Humans have pushed the natural world to its limits – it’s mend or break time
If we do not take “urgent and unprecedented conservation action” that allows us to coexist with nature, we are putting the health, wellbeing, prosperity and future of nearly 8 billion people at stake, according to a major new assessment.
The report by WWF and the Zoological Society of London (ZSL)’s biennial Living Planet Report 2020, says our “blatant disregard for the environment entrenched in our current economic model, has pushed the natural world to its limits.”
The evidence, according to the authors, shows “biodiversity conservation is more than an ethical commitment for humanity: it is a non-negotiable and strategic investment to preserve our health, wealth and security.”
Covid-19, according to the report, “is a clear manifestation of our broken relationship with nature. It has highlighted the deep interconnection between nature, human health and well-being, and how unprecedented biodiversity loss threatens the health of both people and the planet.”
The report explains how and why human overconsumption, population growth and intensive agriculture since the 1970s has caused wildlife populations to fall by 68% on average around the world. In the last two years, this drop has increased by nearly 10%, an acceleration that is being exacerbated by climate change, states the report.
What do we need to do?
We still have a chance to put things right by the end of the decade, according to the report.
It calls on world leaders to urgently take urgent action to “protect and restore nature as the foundation for a healthy society and a thriving economy”. To do this, it argues, we need to transform both our global food and economic systems.
Where and how we produce food is one of the biggest human-caused threats to nature and our ecosystems, making the transformation of our global food system more important than ever, according to the report.
Moreover, it argues the transformation of our economic systems is also critical. “Our economies are embedded within nature, and it is only by recognising and acting on this reality that we can protect and enhance biodiversity and improve our economic prosperity,” it states.
One of the key solutions, it finds, is helping economic and financial decision-makers interpret and listen to this information. They need help to understand, for instance, the value of ‘natural capital’ – the planet’s stock of renewable and non-renewable natural resources, like plants, soils and minerals – alongside values of produced and human capital – for example, roads and skills. This, according to the report is “a measure of a country’s true wealth”.
The report was compiled using data from the Living Plant Index (LPI), which tracks the abundance of almost 21,000 populations of mammals, birds, fish, reptiles and amphibians around the world between 1970 and 2016.
Among the findings:
- 70% of the Earth’s ice-free land surface has already been significantly altered, most of the oceans are polluted, and more than 85% of wetlands have been lost.
- Vertebrate wildlife populations in Latin America and the Caribbean fell by 94%. Reptiles, fish and amphibians in the region were most negatively affected, driven by the overexploitation of ecosystems, habitat fragmentation and disease.
- The abundance of mammals, birds, fish, amphibians and reptiles in Africa and the Asia Pacific region have dropped 65% and 45% respectively.
- The abundance of mammals, birds, fish, amphibians and reptiles in Europe and central Asia fell 24%, while populations dropped 33% on average in North America.

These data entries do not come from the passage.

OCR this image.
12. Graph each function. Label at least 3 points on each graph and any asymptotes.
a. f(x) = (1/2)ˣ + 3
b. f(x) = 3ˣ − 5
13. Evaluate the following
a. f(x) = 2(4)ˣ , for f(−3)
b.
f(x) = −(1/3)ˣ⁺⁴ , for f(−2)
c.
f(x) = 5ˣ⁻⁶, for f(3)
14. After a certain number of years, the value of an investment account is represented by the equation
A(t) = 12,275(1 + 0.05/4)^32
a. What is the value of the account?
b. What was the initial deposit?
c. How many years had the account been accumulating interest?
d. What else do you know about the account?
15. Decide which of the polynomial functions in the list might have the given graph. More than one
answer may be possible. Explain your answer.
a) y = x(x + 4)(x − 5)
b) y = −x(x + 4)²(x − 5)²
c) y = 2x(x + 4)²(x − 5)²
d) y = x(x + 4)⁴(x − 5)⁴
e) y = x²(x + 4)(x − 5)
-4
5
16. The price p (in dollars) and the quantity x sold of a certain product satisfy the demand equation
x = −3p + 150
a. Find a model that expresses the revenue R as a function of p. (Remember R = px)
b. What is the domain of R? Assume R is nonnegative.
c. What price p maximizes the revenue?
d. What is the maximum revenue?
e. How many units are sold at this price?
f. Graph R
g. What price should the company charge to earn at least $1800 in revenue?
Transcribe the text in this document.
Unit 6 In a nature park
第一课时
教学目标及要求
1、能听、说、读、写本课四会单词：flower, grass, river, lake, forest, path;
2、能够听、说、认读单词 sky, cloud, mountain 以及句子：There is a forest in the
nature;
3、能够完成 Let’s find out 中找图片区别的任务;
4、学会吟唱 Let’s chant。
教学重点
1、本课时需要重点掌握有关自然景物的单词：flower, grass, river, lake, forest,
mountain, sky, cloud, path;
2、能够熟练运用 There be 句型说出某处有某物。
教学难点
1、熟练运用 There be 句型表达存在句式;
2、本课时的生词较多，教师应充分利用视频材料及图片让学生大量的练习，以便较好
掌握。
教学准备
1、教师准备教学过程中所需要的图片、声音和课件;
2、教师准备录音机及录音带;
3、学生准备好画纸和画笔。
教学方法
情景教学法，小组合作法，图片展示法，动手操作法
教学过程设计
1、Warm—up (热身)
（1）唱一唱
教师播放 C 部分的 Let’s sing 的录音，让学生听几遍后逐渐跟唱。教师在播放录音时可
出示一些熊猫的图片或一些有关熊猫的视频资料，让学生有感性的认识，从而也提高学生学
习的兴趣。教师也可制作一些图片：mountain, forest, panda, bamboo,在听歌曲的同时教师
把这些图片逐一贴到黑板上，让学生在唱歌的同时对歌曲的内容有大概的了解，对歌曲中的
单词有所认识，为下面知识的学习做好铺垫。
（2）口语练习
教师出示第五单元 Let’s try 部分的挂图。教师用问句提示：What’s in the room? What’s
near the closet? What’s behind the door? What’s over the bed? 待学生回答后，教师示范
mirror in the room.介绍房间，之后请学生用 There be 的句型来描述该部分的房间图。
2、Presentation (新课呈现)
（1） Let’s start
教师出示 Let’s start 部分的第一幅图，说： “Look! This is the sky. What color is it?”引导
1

While the picture is mostly bleak, the index shows that some species can recover with conservation efforts. The blacktail reef shark, for instance, in Australia and Nepalese tiger populations have both shown signs of recovery.
You can play a huge part in reversing this. Your choices matter. We have a responsibility to interrogate where the products we buy are coming from and what trails of destruction they are leaving behind.
You can choose FSC labels for your paper and timber products and MSC labels for your seafood; you can reject fast fashion; you can expose those buying illegal wildlife products; you can remove red meat from your diet; you can find out if your banks and pensions are being invested in climate damaging industries; you can write to your politicians demanding why they aren’t doing more to stave off this species decline. And much, much more.